かの者は部屋の中央、装飾よりも機能性を重視したデザインの椅子に座していた。
真っ白いクロスが掛けられた長方形のテーブルの片側に位置取り、酒の入ったグラスを片手に揺らしている。
「マーカス様、お客様をお連れしました」
「ああ。下がれ」
「では、私は予定通りに……」
麗人なる秘書は颯爽と踵を返し、去り際、こちらへ意味深な視線を送ってからあっけなく部屋を出ていった。
……部屋にはリンとマーカスだけが残された。
どうしたものかと立ち尽くしていると、テーブルの反対側の椅子を指し示される。
「座れ、リン・ツカモト」
「……どういう意味、かしら。まさか仲良くお茶でもしようとでも?」
「ゴミ溜めの住人にしては察しが良い。仲良くは余計だがな」
よくよく見れば、テーブルには二人分の食器が既にセットされている。
この男から指図されるのは業腹だが、話が進む雰囲気ではないため不承不承、椅子を引いて腰かけた。

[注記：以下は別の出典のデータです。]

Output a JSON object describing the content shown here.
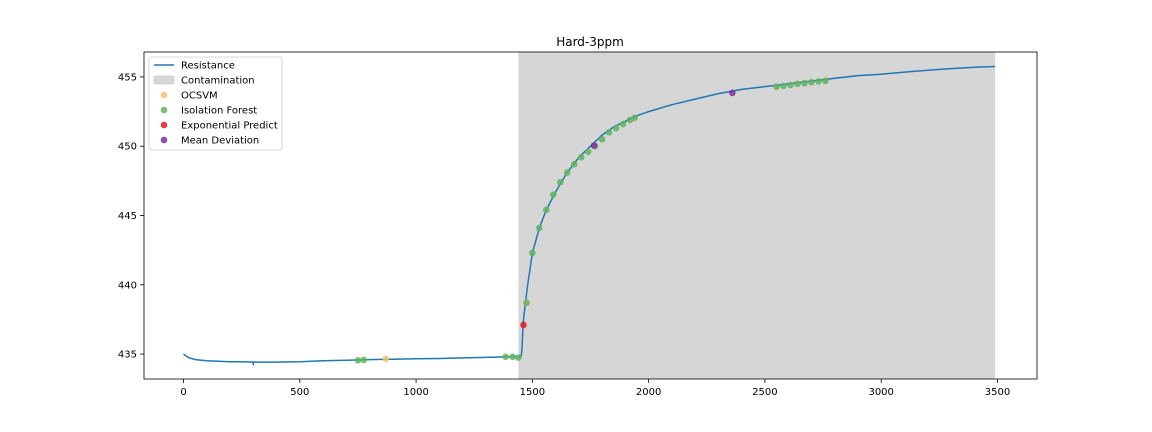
{
  "chart_data": {
    "type": "line",
    "title": "Hard-3ppm",
    "xlabel": "",
    "ylabel": "",
    "xlim": [
      -170,
      3670
    ],
    "ylim": [
      433.2,
      456.8
    ],
    "xticks": [
      0,
      500,
      1000,
      1500,
      2000,
      2500,
      3000,
      3500
    ],
    "yticks": [
      435,
      440,
      445,
      450,
      455
    ],
    "grid": false,
    "legend_position": "top-left",
    "contamination": {
      "x_start": 1440,
      "x_end": 3490
    },
    "series": [
      {
        "name": "Resistance",
        "kind": "line",
        "color": "#1f77b4",
        "x": [
          0,
          20,
          50,
          100,
          150,
          200,
          250,
          298,
          300,
          302,
          310,
          400,
          500,
          600,
          700,
          800,
          900,
          1000,
          1100,
          1200,
          1300,
          1400,
          1445,
          1453,
          1456,
          1460,
          1470,
          1480,
          1500,
          1530,
          1560,
          1600,
          1650,
          1700,
          1750,
          1800,
          1850,
          1900,
          1950,
          2000,
          2100,
          2200,
          2300,
          2400,
          2500,
          2600,
          2700,
          2800,
          2900,
          3000,
          3100,
          3200,
          3300,
          3400,
          3490
        ],
        "y": [
          435.0,
          434.75,
          434.6,
          434.52,
          434.48,
          434.45,
          434.44,
          434.43,
          434.3,
          434.43,
          434.42,
          434.42,
          434.45,
          434.52,
          434.56,
          434.6,
          434.63,
          434.66,
          434.68,
          434.72,
          434.76,
          434.8,
          434.82,
          434.9,
          435.6,
          437.2,
          438.7,
          440.0,
          442.3,
          444.1,
          445.4,
          446.7,
          448.1,
          449.2,
          450.0,
          450.8,
          451.4,
          451.8,
          452.2,
          452.5,
          453.0,
          453.4,
          453.8,
          454.1,
          454.3,
          454.5,
          454.7,
          454.9,
          455.1,
          455.2,
          455.35,
          455.48,
          455.6,
          455.7,
          455.75
        ]
      },
      {
        "name": "Contamination",
        "kind": "area",
        "color": "#d6d6d6"
      },
      {
        "name": "OCSVM",
        "kind": "scatter",
        "color": "#f5c26b",
        "points": [
          [
            870,
            434.65
          ],
          [
            1475,
            438.7
          ]
        ]
      },
      {
        "name": "Isolation Forest",
        "kind": "scatter",
        "color": "#5fb35f",
        "points": [
          [
            750,
            434.55
          ],
          [
            775,
            434.58
          ],
          [
            1385,
            434.8
          ],
          [
            1415,
            434.8
          ],
          [
            1440,
            434.75
          ],
          [
            1475,
            438.7
          ],
          [
            1500,
            442.3
          ],
          [
            1530,
            444.1
          ],
          [
            1560,
            445.4
          ],
          [
            1590,
            446.5
          ],
          [
            1620,
            447.4
          ],
          [
            1650,
            448.1
          ],
          [
            1680,
            448.7
          ],
          [
            1710,
            449.2
          ],
          [
            1740,
            449.6
          ],
          [
            1770,
            450.0
          ],
          [
            1800,
            450.5
          ],
          [
            1830,
            451.0
          ],
          [
            1860,
            451.3
          ],
          [
            1890,
            451.6
          ],
          [
            1920,
            451.9
          ],
          [
            1940,
            452.05
          ],
          [
            2550,
            454.3
          ],
          [
            2580,
            454.35
          ],
          [
            2610,
            454.42
          ],
          [
            2640,
            454.5
          ],
          [
            2670,
            454.55
          ],
          [
            2700,
            454.62
          ],
          [
            2730,
            454.68
          ],
          [
            2760,
            454.72
          ]
        ]
      },
      {
        "name": "Exponential Predict",
        "kind": "scatter",
        "color": "#e41a1c",
        "points": [
          [
            1462,
            437.1
          ]
        ]
      },
      {
        "name": "Mean Deviation",
        "kind": "scatter",
        "color": "#7b2f9e",
        "points": [
          [
            1765,
            450.05
          ],
          [
            2360,
            453.85
          ]
        ]
      }
    ]
  }
}
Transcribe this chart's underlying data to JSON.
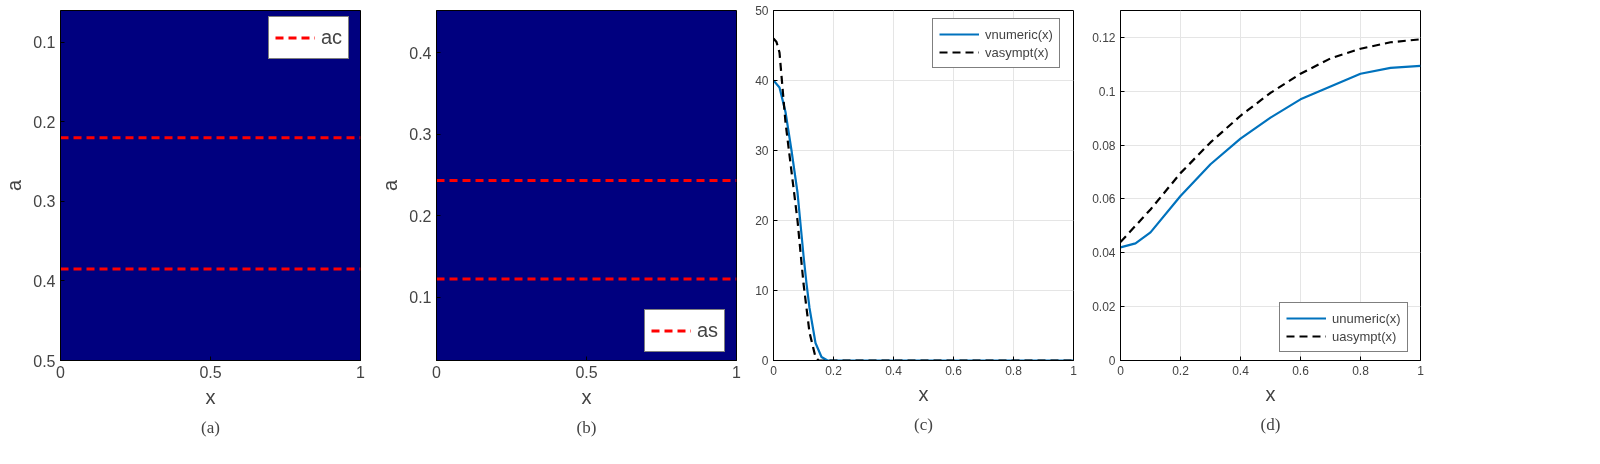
{
  "chart_data": [
    {
      "type": "line",
      "xlabel": "x",
      "ylabel": "a",
      "xlim": [
        0,
        1
      ],
      "ylim": [
        0.5,
        0.06
      ],
      "xticks": [
        0,
        0.5,
        1
      ],
      "yticks": [
        0.1,
        0.2,
        0.3,
        0.4,
        0.5
      ],
      "legend": "top right",
      "ref_lines": [
        {
          "axis": "y",
          "value": 0.22,
          "label": "ac",
          "color": "#ff0000",
          "line_style": "dashed"
        },
        {
          "axis": "y",
          "value": 0.385,
          "color": "#ff0000",
          "line_style": "dashed"
        }
      ],
      "annotations": [
        "(a)"
      ]
    },
    {
      "type": "line",
      "xlabel": "x",
      "ylabel": "a",
      "xlim": [
        0,
        1
      ],
      "ylim": [
        0.022,
        0.452
      ],
      "xticks": [
        0,
        0.5,
        1
      ],
      "yticks": [
        0.1,
        0.2,
        0.3,
        0.4
      ],
      "legend": "bottom right",
      "ref_lines": [
        {
          "axis": "y",
          "value": 0.243,
          "label": "as",
          "color": "#ff0000",
          "line_style": "dashed"
        },
        {
          "axis": "y",
          "value": 0.122,
          "color": "#ff0000",
          "line_style": "dashed"
        }
      ],
      "annotations": [
        "(b)"
      ]
    },
    {
      "type": "line",
      "xlabel": "x",
      "xlim": [
        0,
        1
      ],
      "ylim": [
        0,
        50
      ],
      "xticks": [
        0,
        0.2,
        0.4,
        0.6,
        0.8,
        1
      ],
      "yticks": [
        0,
        10,
        20,
        30,
        40,
        50
      ],
      "grid": true,
      "legend": "top right",
      "series": [
        {
          "name": "vnumeric(x)",
          "color": "#0072bd",
          "line_style": "solid",
          "x": [
            0,
            0.02,
            0.04,
            0.06,
            0.08,
            0.1,
            0.11,
            0.12,
            0.14,
            0.16,
            0.18,
            1
          ],
          "values": [
            40,
            39,
            35.5,
            30,
            24,
            15,
            11,
            7.5,
            2.5,
            0.5,
            0,
            0
          ]
        },
        {
          "name": "vasympt(x)",
          "color": "#000000",
          "line_style": "dashed",
          "x": [
            0,
            0.01,
            0.02,
            0.03,
            0.04,
            0.06,
            0.08,
            0.1,
            0.12,
            0.14,
            0.15,
            1
          ],
          "values": [
            46,
            45.5,
            44,
            39,
            34,
            27,
            20,
            11,
            4,
            0.5,
            0,
            0
          ]
        }
      ],
      "annotations": [
        "(c)"
      ]
    },
    {
      "type": "line",
      "xlabel": "x",
      "xlim": [
        0,
        1
      ],
      "ylim": [
        0,
        0.13
      ],
      "xticks": [
        0,
        0.2,
        0.4,
        0.6,
        0.8,
        1
      ],
      "yticks": [
        0,
        0.02,
        0.04,
        0.06,
        0.08,
        0.1,
        0.12
      ],
      "grid": true,
      "legend": "bottom right",
      "series": [
        {
          "name": "unumeric(x)",
          "color": "#0072bd",
          "line_style": "solid",
          "x": [
            0,
            0.05,
            0.1,
            0.2,
            0.3,
            0.4,
            0.5,
            0.6,
            0.7,
            0.8,
            0.9,
            1
          ],
          "values": [
            0.042,
            0.0435,
            0.0476,
            0.0611,
            0.0729,
            0.0824,
            0.0902,
            0.097,
            0.1018,
            0.1065,
            0.1087,
            0.1094
          ]
        },
        {
          "name": "uasympt(x)",
          "color": "#000000",
          "line_style": "dashed",
          "x": [
            0,
            0.1,
            0.2,
            0.3,
            0.4,
            0.5,
            0.6,
            0.7,
            0.8,
            0.9,
            1
          ],
          "values": [
            0.044,
            0.0561,
            0.0696,
            0.081,
            0.0909,
            0.0994,
            0.1065,
            0.1122,
            0.1158,
            0.1182,
            0.1193
          ]
        }
      ],
      "annotations": [
        "(d)"
      ]
    }
  ]
}
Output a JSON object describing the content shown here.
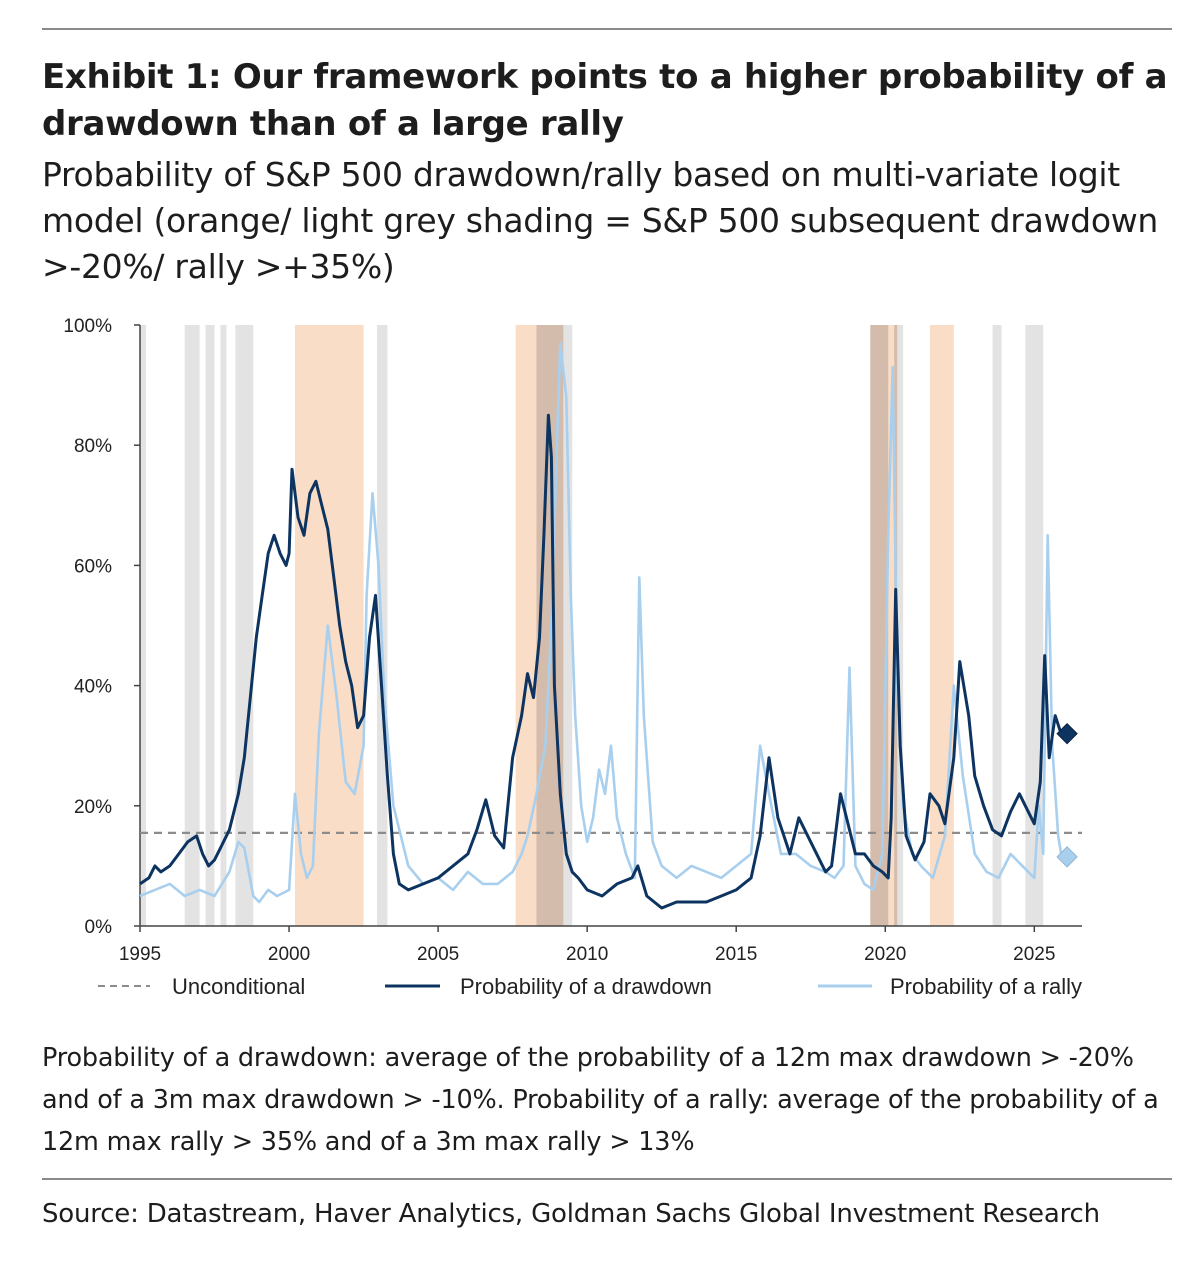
{
  "header": {
    "title": "Exhibit 1: Our framework points to a higher probability of a drawdown than of a large rally",
    "subtitle": "Probability of S&P 500 drawdown/rally based on multi-variate logit model (orange/ light grey shading = S&P 500 subsequent drawdown >-20%/ rally >+35%)"
  },
  "colors": {
    "drawdown": "#0d3460",
    "rally": "#a9cfee",
    "unconditional": "#8c8c8c",
    "drawdown_shade": "#f8d4b8",
    "rally_shade": "#dedede"
  },
  "chart_data": {
    "type": "line",
    "xlim": [
      1995,
      2026.6
    ],
    "ylim": [
      0,
      100
    ],
    "x_ticks": [
      1995,
      2000,
      2005,
      2010,
      2015,
      2020,
      2025
    ],
    "x_tick_labels": [
      "1995",
      "2000",
      "2005",
      "2010",
      "2015",
      "2020",
      "2025"
    ],
    "y_ticks": [
      0,
      20,
      40,
      60,
      80,
      100
    ],
    "y_tick_labels": [
      "0%",
      "20%",
      "40%",
      "60%",
      "80%",
      "100%"
    ],
    "unconditional": 15.5,
    "drawdown_periods": [
      [
        2000.2,
        2002.5
      ],
      [
        2007.6,
        2009.2
      ],
      [
        2019.5,
        2020.4
      ],
      [
        2021.5,
        2022.3
      ]
    ],
    "rally_periods": [
      [
        1995.0,
        1995.2
      ],
      [
        1996.5,
        1997.0
      ],
      [
        1997.2,
        1997.5
      ],
      [
        1997.7,
        1997.9
      ],
      [
        1998.2,
        1998.8
      ],
      [
        2002.95,
        2003.3
      ],
      [
        2008.3,
        2009.5
      ],
      [
        2019.5,
        2020.1
      ],
      [
        2020.3,
        2020.6
      ],
      [
        2023.6,
        2023.9
      ],
      [
        2024.7,
        2025.3
      ]
    ],
    "legend": [
      "Unconditional",
      "Probability of a drawdown",
      "Probability of a rally"
    ],
    "series": [
      {
        "name": "Probability of a drawdown",
        "x": [
          1995,
          1995.3,
          1995.5,
          1995.7,
          1996,
          1996.3,
          1996.6,
          1996.9,
          1997.1,
          1997.3,
          1997.5,
          1997.7,
          1998,
          1998.3,
          1998.5,
          1998.7,
          1998.9,
          1999.1,
          1999.3,
          1999.5,
          1999.7,
          1999.9,
          2000,
          2000.1,
          2000.3,
          2000.5,
          2000.7,
          2000.9,
          2001.1,
          2001.3,
          2001.5,
          2001.7,
          2001.9,
          2002.1,
          2002.3,
          2002.5,
          2002.7,
          2002.9,
          2003.1,
          2003.3,
          2003.5,
          2003.7,
          2004,
          2004.5,
          2005,
          2005.5,
          2006,
          2006.3,
          2006.6,
          2006.9,
          2007.2,
          2007.5,
          2007.8,
          2008,
          2008.2,
          2008.4,
          2008.55,
          2008.7,
          2008.8,
          2008.9,
          2009.1,
          2009.3,
          2009.5,
          2009.7,
          2010,
          2010.5,
          2011,
          2011.5,
          2011.7,
          2012,
          2012.5,
          2013,
          2013.5,
          2014,
          2014.5,
          2015,
          2015.5,
          2015.8,
          2016.1,
          2016.4,
          2016.8,
          2017.1,
          2017.5,
          2018,
          2018.2,
          2018.5,
          2018.8,
          2019,
          2019.3,
          2019.6,
          2019.9,
          2020.1,
          2020.2,
          2020.35,
          2020.5,
          2020.7,
          2021,
          2021.3,
          2021.5,
          2021.8,
          2022,
          2022.3,
          2022.5,
          2022.8,
          2023,
          2023.3,
          2023.6,
          2023.9,
          2024.2,
          2024.5,
          2024.8,
          2025,
          2025.2,
          2025.35,
          2025.5,
          2025.7,
          2025.9
        ],
        "values": [
          7,
          8,
          10,
          9,
          10,
          12,
          14,
          15,
          12,
          10,
          11,
          13,
          16,
          22,
          28,
          38,
          48,
          55,
          62,
          65,
          62,
          60,
          62,
          76,
          68,
          65,
          72,
          74,
          70,
          66,
          58,
          50,
          44,
          40,
          33,
          35,
          48,
          55,
          40,
          25,
          12,
          7,
          6,
          7,
          8,
          10,
          12,
          16,
          21,
          15,
          13,
          28,
          35,
          42,
          38,
          48,
          65,
          85,
          78,
          40,
          22,
          12,
          9,
          8,
          6,
          5,
          7,
          8,
          10,
          5,
          3,
          4,
          4,
          4,
          5,
          6,
          8,
          15,
          28,
          18,
          12,
          18,
          14,
          9,
          10,
          22,
          16,
          12,
          12,
          10,
          9,
          8,
          18,
          56,
          30,
          15,
          11,
          14,
          22,
          20,
          17,
          28,
          44,
          35,
          25,
          20,
          16,
          15,
          19,
          22,
          19,
          17,
          24,
          45,
          28,
          35,
          32
        ]
      },
      {
        "name": "Probability of a rally",
        "x": [
          1995,
          1995.5,
          1996,
          1996.5,
          1997,
          1997.5,
          1998,
          1998.3,
          1998.5,
          1998.8,
          1999,
          1999.3,
          1999.6,
          2000,
          2000.2,
          2000.4,
          2000.6,
          2000.8,
          2001,
          2001.3,
          2001.6,
          2001.9,
          2002.2,
          2002.5,
          2002.6,
          2002.8,
          2003,
          2003.2,
          2003.5,
          2004,
          2004.5,
          2005,
          2005.5,
          2006,
          2006.5,
          2007,
          2007.5,
          2007.8,
          2008,
          2008.3,
          2008.6,
          2008.8,
          2008.95,
          2009.1,
          2009.3,
          2009.45,
          2009.6,
          2009.8,
          2010,
          2010.2,
          2010.4,
          2010.6,
          2010.8,
          2011,
          2011.3,
          2011.6,
          2011.75,
          2011.9,
          2012.2,
          2012.5,
          2013,
          2013.5,
          2014,
          2014.5,
          2015,
          2015.5,
          2015.8,
          2016.1,
          2016.5,
          2017,
          2017.5,
          2018,
          2018.3,
          2018.6,
          2018.8,
          2019,
          2019.3,
          2019.6,
          2019.9,
          2020.1,
          2020.25,
          2020.4,
          2020.6,
          2020.9,
          2021.2,
          2021.6,
          2022,
          2022.3,
          2022.6,
          2023,
          2023.4,
          2023.8,
          2024.2,
          2024.6,
          2025,
          2025.15,
          2025.3,
          2025.45,
          2025.6,
          2025.8,
          2025.9
        ],
        "values": [
          5,
          6,
          7,
          5,
          6,
          5,
          9,
          14,
          13,
          5,
          4,
          6,
          5,
          6,
          22,
          12,
          8,
          10,
          32,
          50,
          38,
          24,
          22,
          30,
          55,
          72,
          60,
          38,
          20,
          10,
          7,
          8,
          6,
          9,
          7,
          7,
          9,
          12,
          15,
          22,
          30,
          50,
          75,
          97,
          88,
          55,
          35,
          20,
          14,
          18,
          26,
          22,
          30,
          18,
          12,
          8,
          58,
          35,
          14,
          10,
          8,
          10,
          9,
          8,
          10,
          12,
          30,
          22,
          12,
          12,
          10,
          9,
          8,
          10,
          43,
          10,
          7,
          6,
          12,
          65,
          93,
          40,
          20,
          12,
          10,
          8,
          15,
          40,
          25,
          12,
          9,
          8,
          12,
          10,
          8,
          20,
          12,
          65,
          30,
          15,
          12
        ]
      }
    ],
    "end_markers": [
      {
        "name": "Probability of a drawdown",
        "x": 2026.1,
        "value": 32
      },
      {
        "name": "Probability of a rally",
        "x": 2026.1,
        "value": 11.5
      }
    ]
  },
  "note": "Probability of a drawdown: average of the probability of a 12m max drawdown > -20% and of a 3m max drawdown > -10%. Probability of a rally: average of the probability of a 12m max rally > 35% and of a 3m max rally > 13%",
  "source": "Source: Datastream, Haver Analytics, Goldman Sachs Global Investment Research"
}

これみよがしにアタッシュケースをテーブルの上に置く。
「父を――」
「話を急くな。もうじき料理が供される」
「ふ、ふざけないで! 誰が貴方と、」
「この私と大金を払ってでも食事の数十分を共にしたい者はごまんといる。誇るがいい、貴様はそれに無料でありつけるのだ」
――読めない。
この男の考えている事がまるで読めない。
「……どうして私と食事を」
「気紛れだ」マーカスは慣れた手つきでグラスを煽る。「これから始まる大事業を前にして、ふと意見を聞いてみたくなった。私は普段富貴なる者たちとばかり言葉を交わしているが、最後の機会だ、壁外の下民の考えも知りたくなった」
「私はアンタなんかの頭の中なんて知りたくもないけどね」
「そうか。だが、貴様は知っておく方がよいと思うぞ」
と、そこへ扉を開き料理を載せたカートが入室してくる。
カートを押しているのは、
「――ッ!」
「私も気が利くだろう」
給仕係にはとても似つかわしくない、武骨な黒い鎧。
前掛けだけを追加で身に着けた不格好さは、まるでままごとに興じている様にしか見えない。
〝黒鬼士〟――リンダリアルで命懸けの殺し合いを演じた相手にして、リンの実の父。
彼は今、ヘルメットを被らず素顔をさらし、だが瞳に意思の光を宿さない操り人形として料理を配膳させられている。
「再びの親子の対面というわけだ」
「マーカスッ……ハーディィ……ッ‼」
拳を握り締め歯を食いしばるリン。
その眼前に、
「――食前酒です。ノンアルコールになります……」
コーイチロー……いや〝黒鬼士〟がグラスを音もなく差し出す。
リンはハッとなって沸騰する怒りを必死に落ち着かせる。
父は今、生殺与奪をマーカスに握られているのだ。ここで暴れては交渉のテーブルに着くまでの努力が水泡に帰してしまう。
風情も何もなくグラスを掴むと一息で胃袋に流し込む。そのまま叩きつけるようにテーブルへ置いた。
「フン」
マーカスは非難するでもなく料理を運ばせるよう〝黒鬼士〟に指示した。